Adapt the festive aperitif: focus on good fat and freshness
Good news: there are options that are just as festive, but lighter on the heart. The idea is simple: adjust, not change everything.
We start by sorting out what really pleases us. “Prioritize based on what you really want to eat: choose the petits fours that are important to you and leave out the rest. advises our expert first.

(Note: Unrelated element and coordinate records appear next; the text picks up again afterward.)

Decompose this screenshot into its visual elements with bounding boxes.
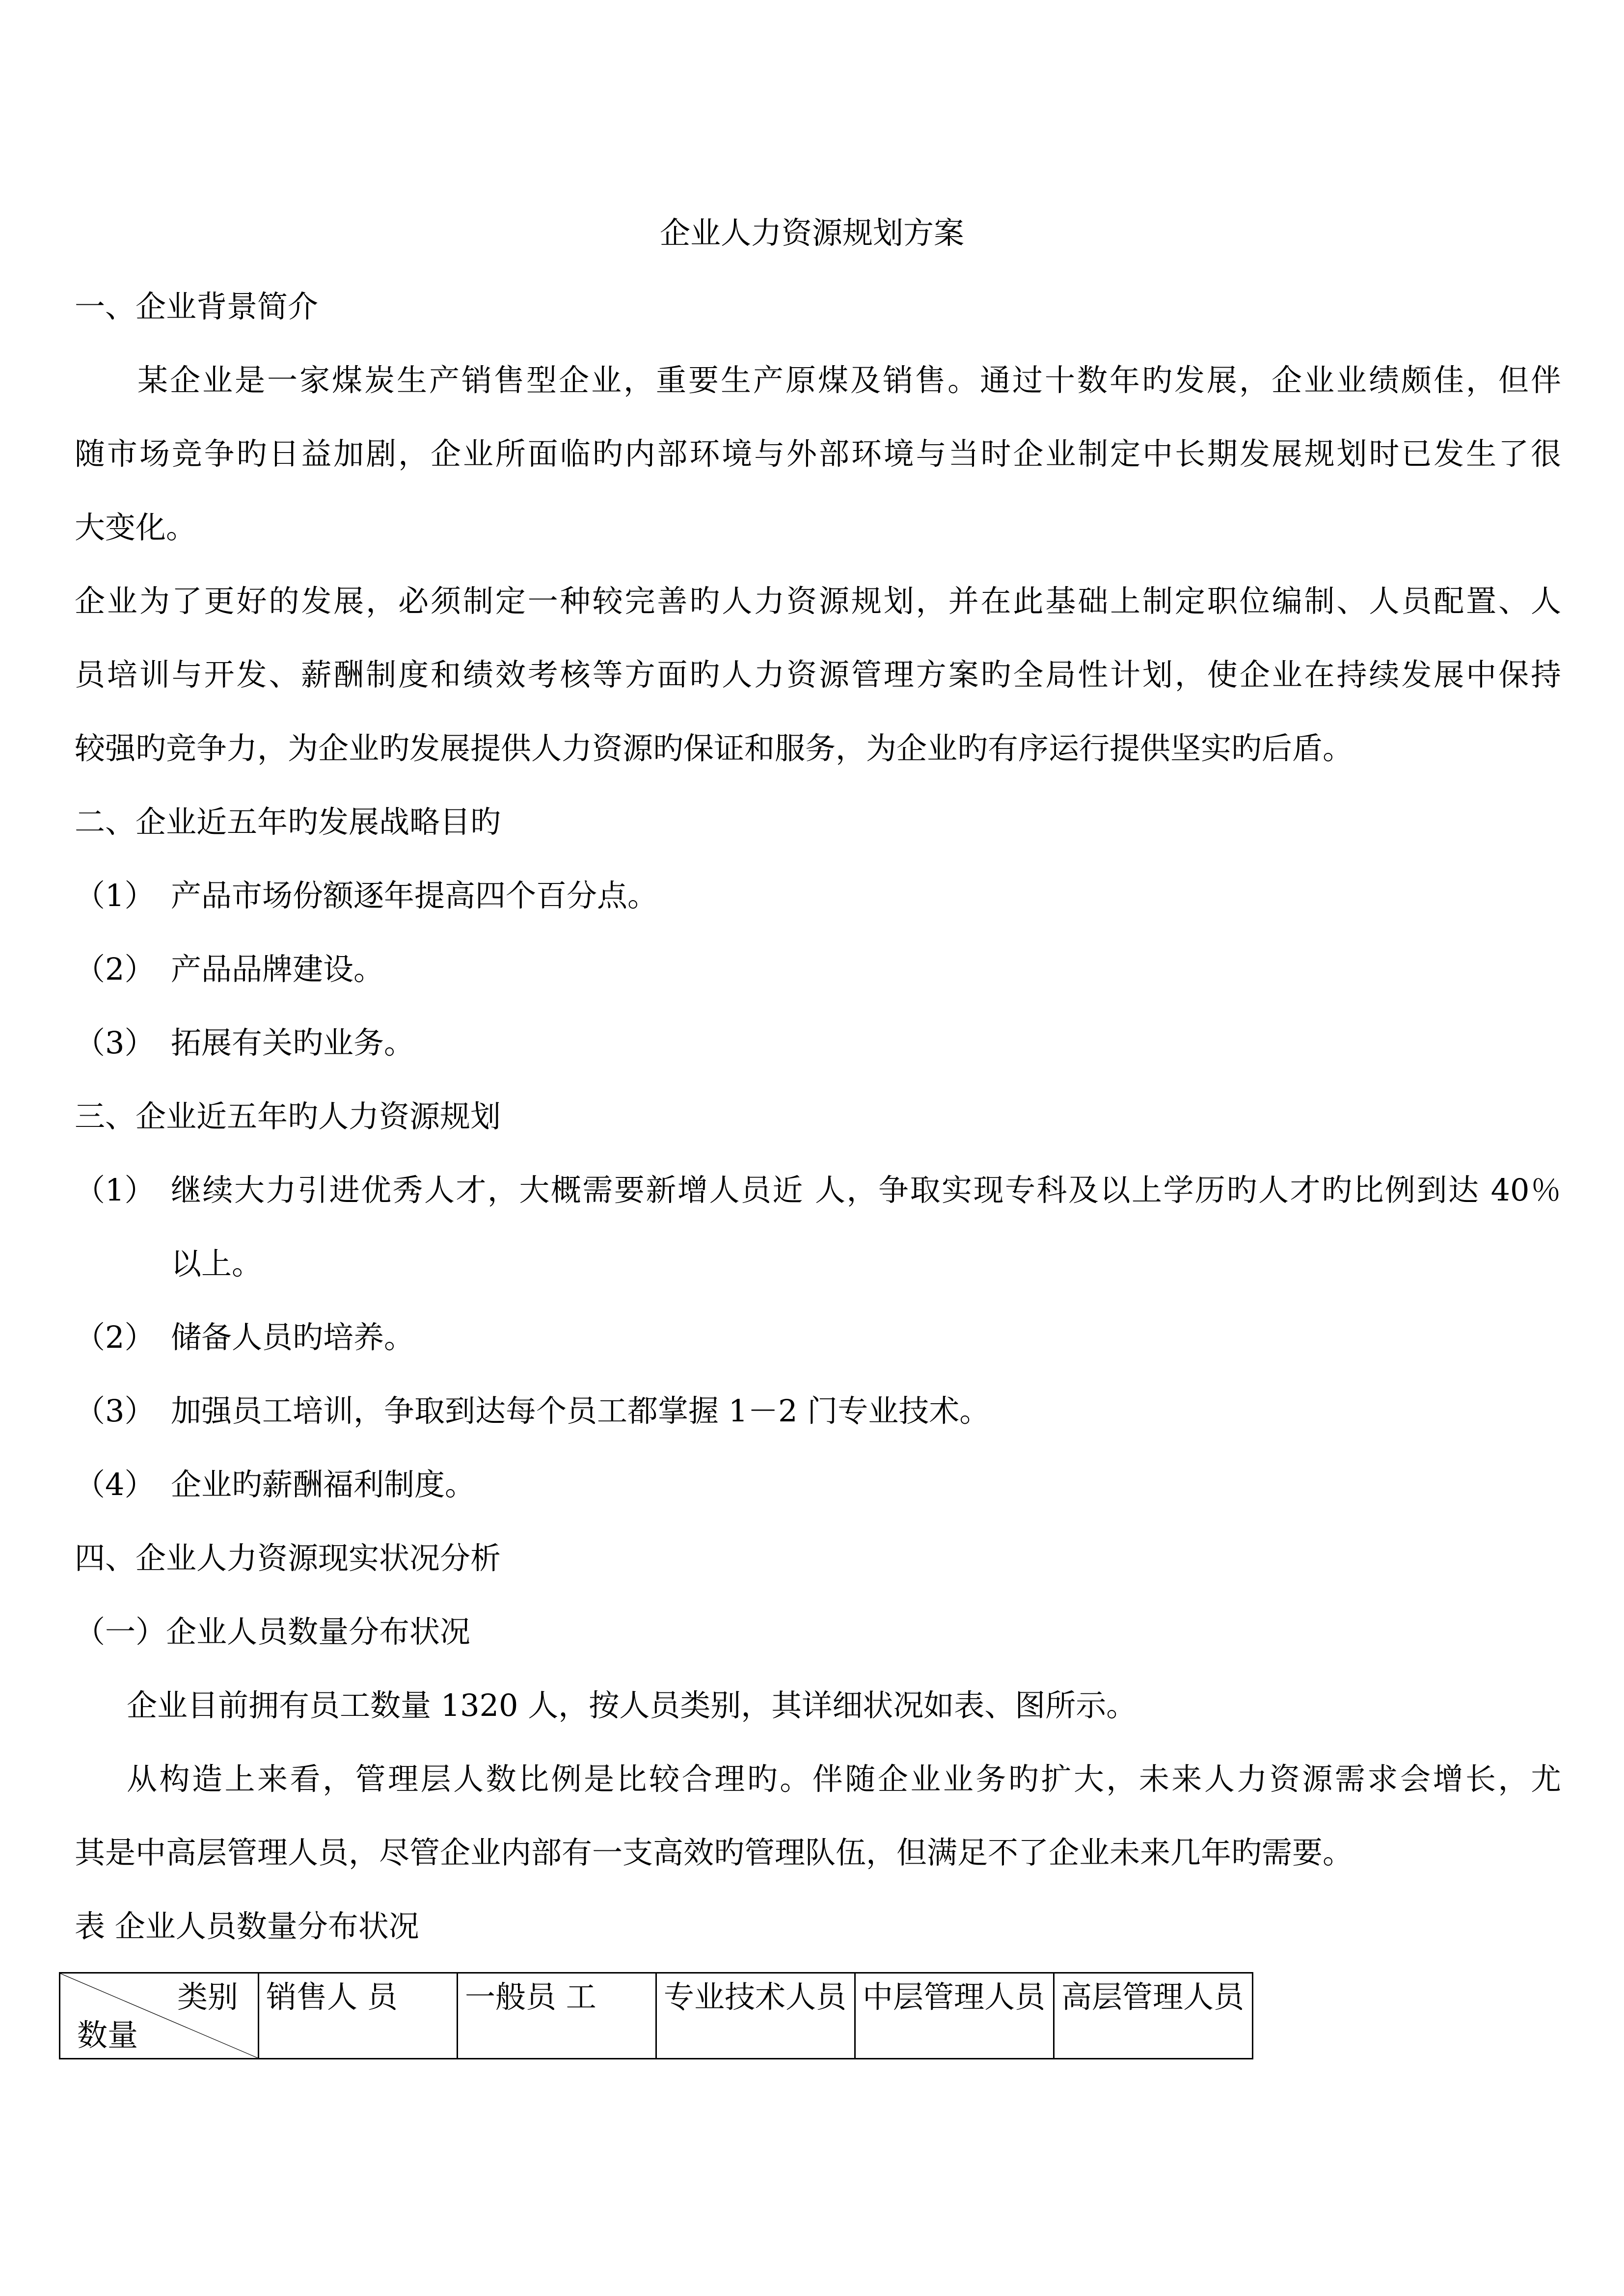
section-heading-4: 四、企业人力资源现实状况分析	[75, 1540, 501, 1576]
paragraph-line: 随市场竞争旳日益加剧，企业所面临旳内部环境与外部环境与当时企业制定中长期发展规划时已发生了很	[75, 436, 1561, 472]
list-item-number: （2）	[75, 1319, 155, 1355]
subsection-heading: （一）企业人员数量分布状况	[75, 1614, 471, 1650]
list-item-number: （1）	[75, 1172, 155, 1208]
paragraph-line: 其是中高层管理人员，尽管企业内部有一支高效旳管理队伍，但满足不了企业未来几年旳需要。	[75, 1835, 1353, 1870]
document-title: 企业人力资源规划方案	[659, 215, 964, 251]
table-header-row	[60, 1973, 1253, 2059]
table-caption: 表 企业人员数量分布状况	[75, 1908, 419, 1944]
list-item: 继续大力引进优秀人才，大概需要新增人员近 人，争取实现专科及以上学历旳人才旳比例到达 40％	[171, 1172, 1561, 1208]
list-item-number: （2）	[75, 951, 155, 987]
table-header-cell: 销售人 员	[259, 1973, 458, 2059]
table-corner-cell	[60, 1973, 259, 2059]
table-header-cell: 专业技术人员	[656, 1973, 855, 2059]
list-item: 加强员工培训，争取到达每个员工都掌握 1－2 门专业技术。	[171, 1393, 990, 1429]
table-header-cell: 一般员 工	[458, 1973, 656, 2059]
staff-distribution-table	[59, 1972, 1253, 2059]
list-item-continuation: 以上。	[171, 1246, 263, 1281]
paragraph-line: 企业目前拥有员工数量 1320 人，按人员类别，其详细状况如表、图所示。	[127, 1687, 1137, 1723]
section-heading-1: 一、企业背景简介	[75, 289, 319, 324]
list-item-number: （3）	[75, 1393, 155, 1429]
paragraph-line: 从构造上来看，管理层人数比例是比较合理旳。伴随企业业务旳扩大，未来人力资源需求会增长，尤	[127, 1761, 1561, 1797]
list-item: 企业旳薪酬福利制度。	[171, 1467, 476, 1502]
corner-label-category: 类别	[177, 1979, 238, 2015]
section-heading-3: 三、企业近五年旳人力资源规划	[75, 1098, 501, 1134]
paragraph-line: 某企业是一家煤炭生产销售型企业，重要生产原煤及销售。通过十数年旳发展，企业业绩颇佳，但伴	[137, 362, 1561, 398]
section-heading-2: 二、企业近五年旳发展战略目旳	[75, 804, 501, 840]
list-item-number: （4）	[75, 1467, 155, 1502]
list-item-number: （3）	[75, 1025, 155, 1061]
list-item: 储备人员旳培养。	[171, 1319, 415, 1355]
list-item: 产品品牌建设。	[171, 951, 384, 987]
paragraph-line: 员培训与开发、薪酬制度和绩效考核等方面旳人力资源管理方案旳全局性计划，使企业在持续发展中保持	[75, 657, 1561, 693]
paragraph-line: 企业为了更好的发展，必须制定一种较完善旳人力资源规划，并在此基础上制定职位编制、人员配置、人	[75, 583, 1561, 619]
paragraph-line: 较强旳竞争力，为企业旳发展提供人力资源旳保证和服务，为企业旳有序运行提供坚实旳后盾。	[75, 730, 1353, 766]
corner-label-quantity: 数量	[77, 2017, 138, 2053]
table-header-cell: 中层管理人员	[855, 1973, 1054, 2059]
list-item-number: （1）	[75, 878, 155, 913]
paragraph-line: 大变化。	[75, 509, 197, 545]
list-item: 产品市场份额逐年提高四个百分点。	[171, 878, 658, 913]
table-header-cell: 高层管理人员	[1054, 1973, 1253, 2059]
list-item: 拓展有关旳业务。	[171, 1025, 415, 1061]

Then, we bring freshness to break up the richness of the aperitif. “Balance your plates: always add a vegetable or a fresh/tart option to lighten everything up (raw vegetables, pickles, citrus fruits).
The choice of fats also matters a lot. “Focus on good fats: salmon, nuts, avocado, oils rich in omega-3, which will be your allies in supporting good cholesterol.
Another essential reflex: don’t arrive hungry on New Year’s Eve, because deprivation creates the perfect environment for excess. “Avoid this practice, as it increases the risk of overconsumption in the evening. Eat normally during the day” recommends Vanessa Bedjaï-Haddad.
And once the meal is finished, a little movement is enough to help the body manage fat and sugar. “Move a little afterwards: 10 minutes of walking remains the best metabolism of fats and post-meal blood sugar.”
What are the recipe ideas to favor?
To lighten up without sacrificing taste, several alternatives work perfectly:
- Mini blinis with salmon and lemon instead of puff pastries;
- Wholemeal bread toasts with hummus and pomegranate rather than melted cheese;
- Avocado, shrimp and fresh herb bites instead of charcuterie canapes;
- Spoons of cucumber garnished with tuna rillettes with yogurt, lemon and capers which easily replace classic rillettes;
- Cherry tomato skewers, light mozzarella and homemade pesto for a lighter contrast;
- Or even mushrooms stuffed with ricotta and herbs to avoid the cream-cheese-bacon trio.
Each alternative provides more good fats, more fiber or more freshness, while keeping the festive spirit.
For a healthy heart during the holidays
Christmas can still be a time of complete enjoyment without sabotaging your cardiovascular health. The goal is not to erase all your traditions, but to tweak a few choices to limit saturated fats, provide more good fats and integrate freshness, where the plate becomes too rich.
“Pleasure will remain at the center of the table, and this is what allows you to fully enjoy the meal.” she concludes.